Seniors Saddled With Student Loans

Description: 

Seniors are the Fastest Growing Group with Student Loan Debts.
Older student loan borrowers quadrupled since 2005
According to a report by the Consumer Financial Protection Bureau (CFPB.gov) The number of consumers age 60 and older with student loan debt has quadrupled over the last decade in the United States, and the average amount they owe has also dramatically increased. In 2015, older consumers owed an estimated $66.7 billion in student loans. Although most student loan borrowers are young adults between the ages of 18 and 39, consumers age 60 and older are the fastest-growing age segment of the student loan market.
Grandparents financing grandchildren’s education
This trend is not only the result of borrowers carrying student debt later into life but also the growing number of parents and grandparents financing their children’s and grandchildren’s college education. Today, the majority of older student loan borrowers have loans that were used to finance their children’s education. They may have taken out these loans directly or cosigned on a loan with the student as the primary borrower.
This is affecting senior’s ability to retire
2019 AARP Public Policy Institute report found that 15 years ago, borrowers 50 and over held $47 billion of the nation’s $455.2 billion in student loan debt. By 2018, that figure had risen to $289.5 billion of an overall $1.5 trillion.
A senior’s Social Security can be garnished
Most seniors are unaware that their social security benefits can be garnished for failure to pay federal student loans up to 15 percent if the borrower defaults. Many seniors depend solely on social security to pay their basic expenses and any garnishment can be the difference between that senior living in a safe area or having to move to a dangerous, but a cheaper area.
senior student loans

MUSINGS FROM DIANE:
student loanEducation is supposed to be an investment in a society’s future. 

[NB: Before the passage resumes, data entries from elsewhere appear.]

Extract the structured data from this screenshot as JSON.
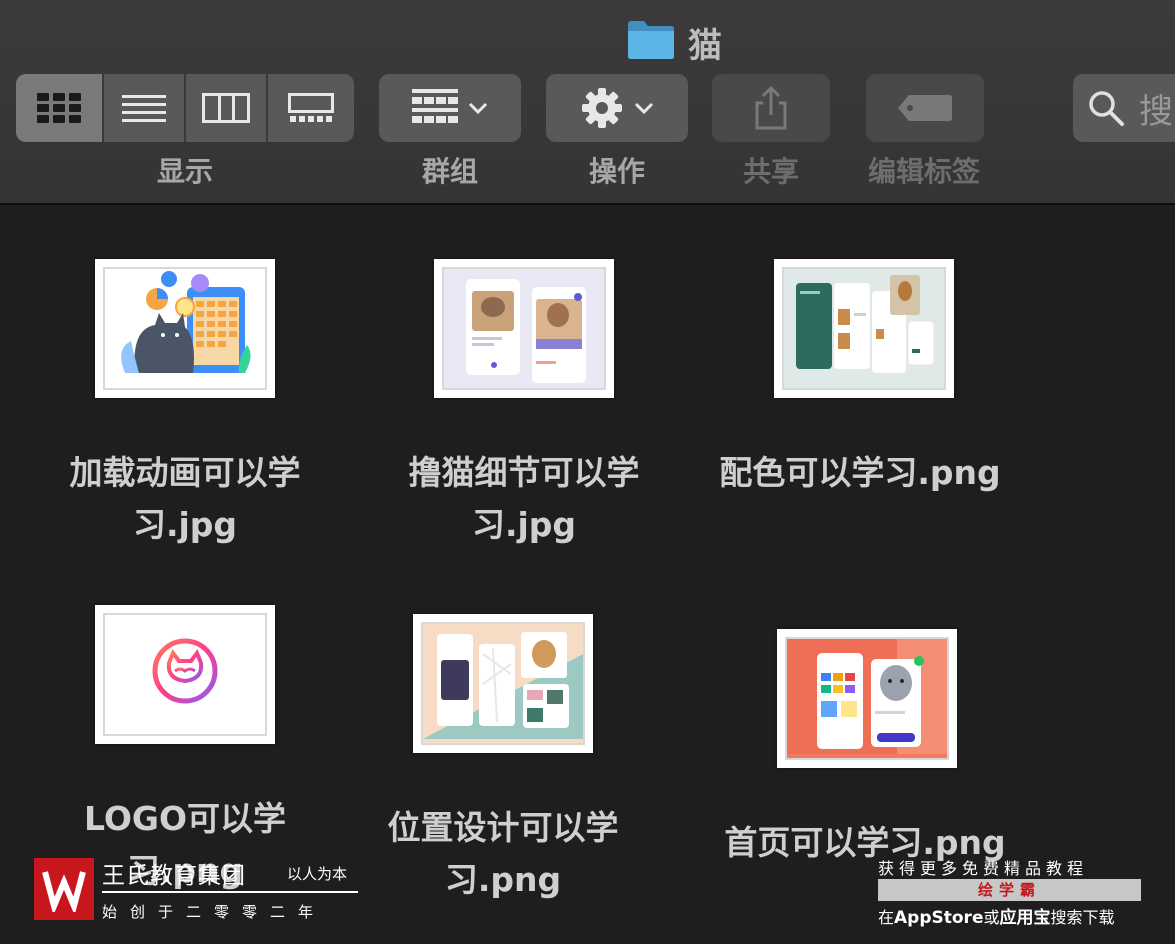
{
  "window": {
    "title": "猫"
  },
  "toolbar": {
    "view_label": "显示",
    "group_label": "群组",
    "action_label": "操作",
    "share_label": "共享",
    "tags_label": "编辑标签",
    "search_placeholder": "搜"
  },
  "files": [
    {
      "name_line1": "加载动画可以学",
      "name_line2": "习.jpg"
    },
    {
      "name_line1": "撸猫细节可以学",
      "name_line2": "习.jpg"
    },
    {
      "name_line1": "配色可以学习.png",
      "name_line2": ""
    },
    {
      "name_line1": "LOGO可以学",
      "name_line2": "习.png"
    },
    {
      "name_line1": "位置设计可以学",
      "name_line2": "习.png"
    },
    {
      "name_line1": "首页可以学习.png",
      "name_line2": ""
    }
  ],
  "watermark_left": {
    "company": "王氏教育集团",
    "slogan": "以人为本",
    "founded": "始创于二零零二年"
  },
  "watermark_right": {
    "line1": "获得更多免费精品教程",
    "brand": "绘学霸",
    "line3_pre": "在",
    "line3_store": "AppStore",
    "line3_mid": "或",
    "line3_app": "应用宝",
    "line3_post": "搜索下载"
  },
  "colors": {
    "toolbar_bg": "#3c3a3b",
    "content_bg": "#1f1d1e",
    "folder_blue": "#4aa6d9",
    "brand_red": "#c8161d"
  }
}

For most of my life, I have paid my bills.  College was expensive, but I had two part time jobs to cover the costs (no, my parents did not help).  When it came to law school, I was told by the law school that a job was not an option.  After my savings ran out, that meant relying on student loans.  In those days the colleges were not a profit center, so their tuition was reasonable.  But that is not the case today.  Rather than looking at the long range benefit education offers our society, colleges everywhere see students as cash registers.  Every year they raise their tuition, usually far above the average cost of living increases.  While cutting their costs as much as possible (hiring less capable professors and offer fewer classes), with the goal to increase their profits.  The school knows the students will take loans in order to obtain the education they believe will help provide a better life.  But, the students rarely know how much that loan will cost; they only know that their family is so proud they are going to college.  Many don’t complete their college education, but are still strapped with the student loans that grows more and more each day.

When are we going to return to the recognition that education is an investment in our future?